As per the amendments, from 1 July 2017, any limited recourse borrowing arrangements (LRBAs) entered into on or after that date will require SMSF members to record a credit in their transfer balance cap account where an LRBA is held in retirement phase has its principal and interest repaid from funds held in accumulation phase.
The transfer balance cap will need to be adjusted each time a repayment is made to account for the increased value of the superannuation assets.
The bill takes into account where funds used to repay an LRBA come from. Payments that are made from other assets in the SMSF that support the members’ interests will not reduce the available cap space an individual has, as the use of funds from the SMSF will reduce the overall value of the held assets by the same volume as the repayment on the LRBA.

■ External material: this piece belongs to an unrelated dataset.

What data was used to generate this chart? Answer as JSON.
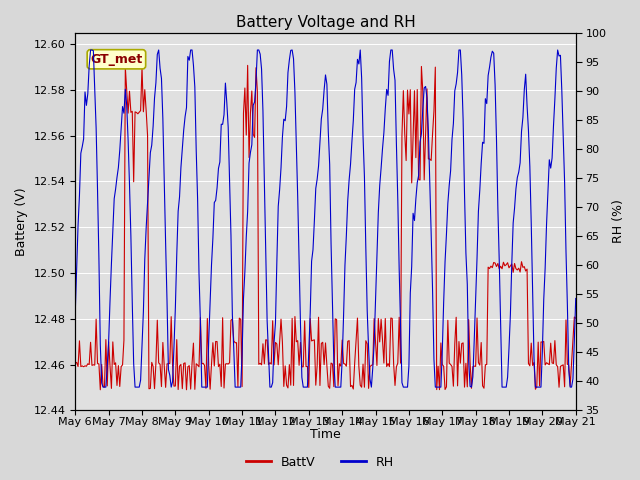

The initial exposure draft also included a measure which requires the outstanding loan balance to be included in the calculation of the member’s total super balance.
This means that in a fund with two members, if 40 per cent of an asset bought under an LRBA is used to support member A, then 40 per cent of that asset’s overall value (including both what is owed and what has been paid off already) will count when member A measures their total superannuation balance.
However, this was not included in the recent bill with the government still consulting on this measure.
These proposals are yet to pass Parliament and will not come into effect until the first day January, April, July, or October (depending on which comes first) after the bill receives royal assent.